As the carbon tax approaches its first anniversary this July, the Australian Industry Group (AI Group) released the findings of a survey conducted in April and May, which revealed that low levels of domestic demand and strong competition from markets abroad have constrained most businesses from passing on any cost increases related to the carbon tax to their customers.

“One year after the introduction of the carbon tax a new Australian Industry Group survey has highlighted the extent to which this unnecessarily high levy has negatively impacted on business competitiveness.  With Australian businesses about to begin two more years with a fixed price carbon tax, the survey adds to the mounting case for an immediate switch to an emissions trading scheme,” says Ai Group Chief Executive, Innes Willox, in a media release.

Willox says “the ability of businesses to rapidly reduce their energy intensity or to mitigate their energy costs is limited” due to the following reasons determined by the survey: First, some businesses have already established energy efficiency measures before, in response to several years of rising energy costs, as well as the anticipated carbon constraints.

Second, businesses have also expected the carbon price to fall, possibly to zero over the next couple of years, which could mean the return on further expenditure to improve energy efficiency.

Third, they cited their financial constraints and the difficulty in accessing government grants which hindered them from putting new carbon reduction measures in place.

Fourth, some businesses have already assessed themselves to be low energy users, which is why they do not place a high priority on reducing energy intensity.

However for those businesses that were successful in reducing their carbon intensity, the following measures have been taken: More energy efficient practices have been adopted by 77% of the businesses, 38% made their products or services more energy efficient, and 20% had invested in more energy efficient equipment.

“For most businesses the high fixed carbon tax, rising from $23 to $24.15 from 1 July, has so far succeeded in only reducing profits rather than encouraging change,” says Mr.
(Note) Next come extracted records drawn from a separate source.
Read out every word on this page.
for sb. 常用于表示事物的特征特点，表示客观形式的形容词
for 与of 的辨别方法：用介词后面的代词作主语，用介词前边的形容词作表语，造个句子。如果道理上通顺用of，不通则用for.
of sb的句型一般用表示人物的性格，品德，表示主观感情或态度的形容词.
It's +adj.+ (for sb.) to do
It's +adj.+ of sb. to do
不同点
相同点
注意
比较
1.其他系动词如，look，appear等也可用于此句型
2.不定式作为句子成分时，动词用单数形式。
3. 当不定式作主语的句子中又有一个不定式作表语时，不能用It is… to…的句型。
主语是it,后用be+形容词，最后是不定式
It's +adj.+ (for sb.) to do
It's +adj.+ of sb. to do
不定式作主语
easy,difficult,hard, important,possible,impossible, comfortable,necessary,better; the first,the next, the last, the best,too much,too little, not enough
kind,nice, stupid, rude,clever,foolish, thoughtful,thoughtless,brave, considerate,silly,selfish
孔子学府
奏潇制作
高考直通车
Willox.

Willox says that doing away with a fixed carbon tax and replacing it with an internationally linked emissions trading scheme should be on the top agenda of the government post-election.

“This would immediately cut carbon costs by two thirds and boost business competitiveness.”

“Many countries and regions now have their carbon prices set by the market – and they are all significantly lower than Australia’s fixed price carbon tax.  At more than three times Europe’s price and more than four times emerging Chinese prices, Australia’s current carbon tax is unsustainable,” Mr Willox said.